Friday, February 05, 2010

Ex 18 for Feb 3

When family is good, it makes its point like no other source can. Here in Exodus 18, Jethro is a reminder from outside the details of Moses' day-to-day, of an adjustment that would be profitable for him to make.

What responsibility of leadership can wear a leader out more than an excessive bearing of a burden? This kind of "not good" (18:17) is not something that is a categorical moral issue, but it is a bona fide moral one.

Jethro says "if you do this thing and God commands you, then you will be able to stand" (18:23). To divide up work so that it is manageable is so garden-variety on the scale of moral issues that it doesn't receive its due: how many Nobel Prizes go to those who have slimmed down their areas of responsibility?

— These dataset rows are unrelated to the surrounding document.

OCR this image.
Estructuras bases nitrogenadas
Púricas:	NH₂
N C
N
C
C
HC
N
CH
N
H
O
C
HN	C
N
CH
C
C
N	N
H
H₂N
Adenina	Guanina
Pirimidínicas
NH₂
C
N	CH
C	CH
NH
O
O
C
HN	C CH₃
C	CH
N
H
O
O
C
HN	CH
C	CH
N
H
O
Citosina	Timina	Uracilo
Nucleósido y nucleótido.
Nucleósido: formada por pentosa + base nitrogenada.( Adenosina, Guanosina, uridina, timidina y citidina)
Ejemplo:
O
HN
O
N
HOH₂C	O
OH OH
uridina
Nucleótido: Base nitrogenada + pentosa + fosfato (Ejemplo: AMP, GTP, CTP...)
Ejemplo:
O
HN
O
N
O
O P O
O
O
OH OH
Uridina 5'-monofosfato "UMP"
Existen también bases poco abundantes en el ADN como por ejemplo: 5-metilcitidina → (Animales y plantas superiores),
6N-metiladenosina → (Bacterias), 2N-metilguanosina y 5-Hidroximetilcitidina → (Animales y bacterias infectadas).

Yet a day doesn't get very far before such choices have to be made. This accomplishment is so garden-variety, that any plan, of any kind, even evil plans, must take it into account. The Lord said something about the nature of this aspect of moral life, the fitting of means to ends, many times over: sayings about avoiding the judge (Lk 12:58); sayings about being shrewd in relation to others (Lk 16:8), and the combination of shrewdness like serpents with innocence like doves (Mt 10:16). Luke 16:8 also wryly points out that "the sons of light" lag behind "the sons of this age" in acting shrewdly. Thus Moses got help from the outside.

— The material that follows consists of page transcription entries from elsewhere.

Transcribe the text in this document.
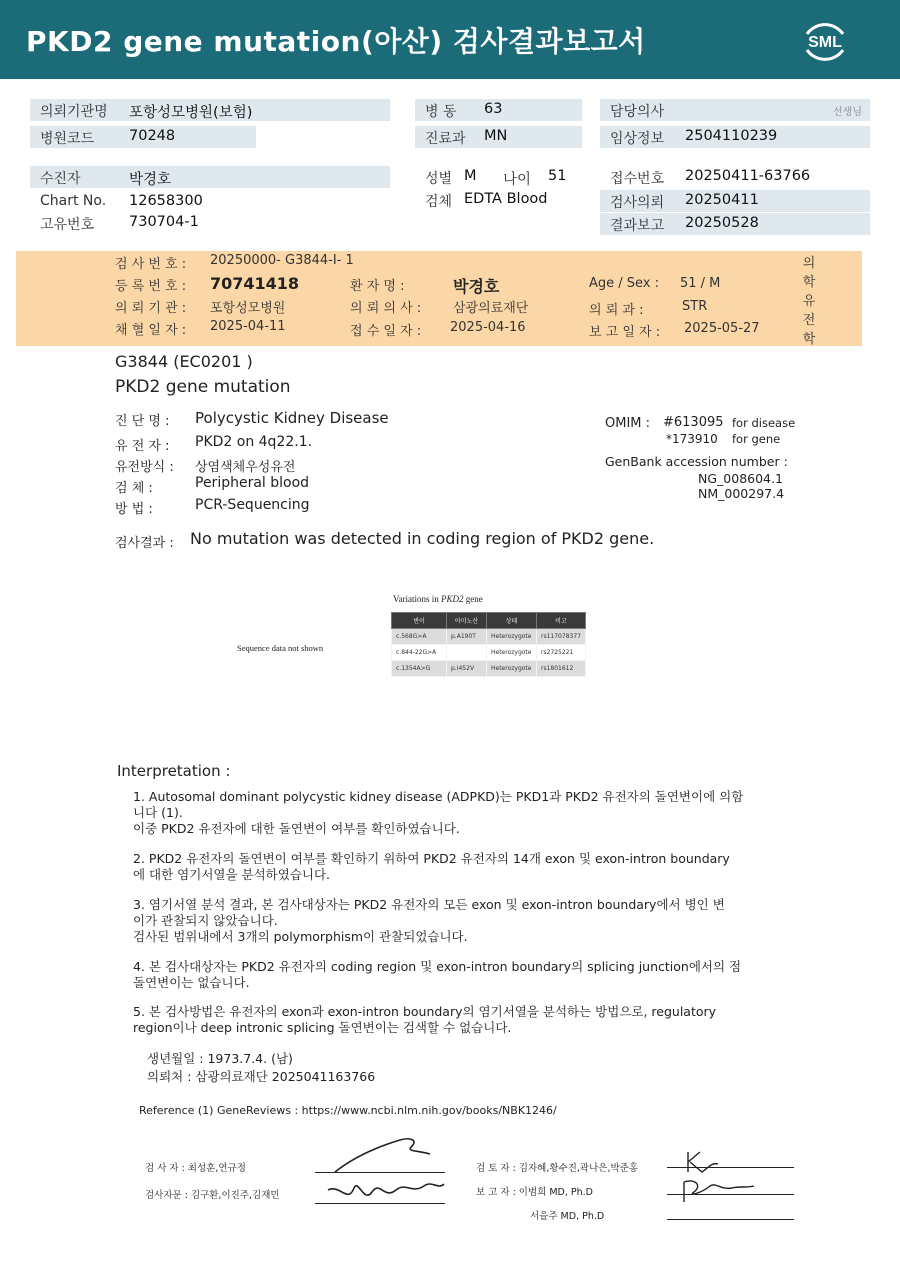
PKD2 gene mutation(아산) 검사결과보고서	SML
의뢰기관명 포항성모병원(보험)
병원코드 70248
병 동 63
진료과 MN
담당의사	선생님
임상정보 2504110239
수진자	박경호
Chart No. 12658300
고유번호 730704-1
성별 M 나이 51
검체 EDTA Blood
접수번호 20250411-63766
검사의뢰 20250411
결과보고 20250528
검 사 번 호 : 20250000- G3844-I- 1
등 록 번 호 : 70741418	환 자 명 :	박경호	Age / Sex : 51 / M
의 뢰 기 관 : 포항성모병원	의 뢰 의 사 : 삼광의료재단	의 뢰 과 :	STR
채 혈 일 자 : 2025-04-11	접 수 일 자 : 2025-04-16	보 고 일 자 : 2025-05-27
의
학
유
전
학
G3844 (EC0201 )
PKD2 gene mutation
진 단 명 : Polycystic Kidney Disease
유 전 자 : PKD2 on 4q22.1.
유전방식 : 상염색체우성유전
검 체 :	Peripheral blood
방 법 :	PCR-Sequencing
OMIM : #613095 for disease
*173910 for gene
GenBank accession number :
NG_008604.1
NM_000297.4
검사결과 : No mutation was detected in coding region of PKD2 gene.
Variations in PKD2 gene
Sequence data not shown
변이	아미노산	상태	비고
c.568G>A	p.A190T	Heterozygote	rs117078377
c.844-22G>A		Heterozygote	rs2725221
c.1354A>G	p.I452V	Heterozygote	rs1801612
Interpretation :
1. Autosomal dominant polycystic kidney disease (ADPKD)는 PKD1과 PKD2 유전자의 돌연변이에 의함
니다 (1).
이중 PKD2 유전자에 대한 돌연변이 여부를 확인하였습니다.
2. PKD2 유전자의 돌연변이 여부를 확인하기 위하여 PKD2 유전자의 14개 exon 및 exon-intron boundary
에 대한 염기서열을 분석하였습니다.
3. 염기서열 분석 결과, 본 검사대상자는 PKD2 유전자의 모든 exon 및 exon-intron boundary에서 병인 변
이가 관찰되지 않았습니다.
검사된 범위내에서 3개의 polymorphism이 관찰되었습니다.
4. 본 검사대상자는 PKD2 유전자의 coding region 및 exon-intron boundary의 splicing junction에서의 점
돌연변이는 없습니다.
5. 본 검사방법은 유전자의 exon과 exon-intron boundary의 염기서열을 분석하는 방법으로, regulatory
region이나 deep intronic splicing 돌연변이는 검색할 수 없습니다.
생년월일 : 1973.7.4. (남)
의뢰처 : 삼광의료재단 2025041163766
Reference (1) GeneReviews : https://www.ncbi.nlm.nih.gov/books/NBK1246/
검 사 자 : 최성훈,연규정
검사자문 : 김구환,이진주,김재민
검 토 자 : 김자혜,황수진,곽나은,박준홍
보 고 자 : 이범희 MD, Ph.D
서을주 MD, Ph.D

There is some humor in the story when we read it with one eye closed. "In-laws!" In light of the dramatic acts of God, the miraculous aspect of life all around him -- "here comes my father-in-law...." How 'inappropriate' at such a time. But what are you gonna do? Wisdom is very hard to swallow, when you're in the world of the totally dramatic. It almost has to sneak in without an invitation.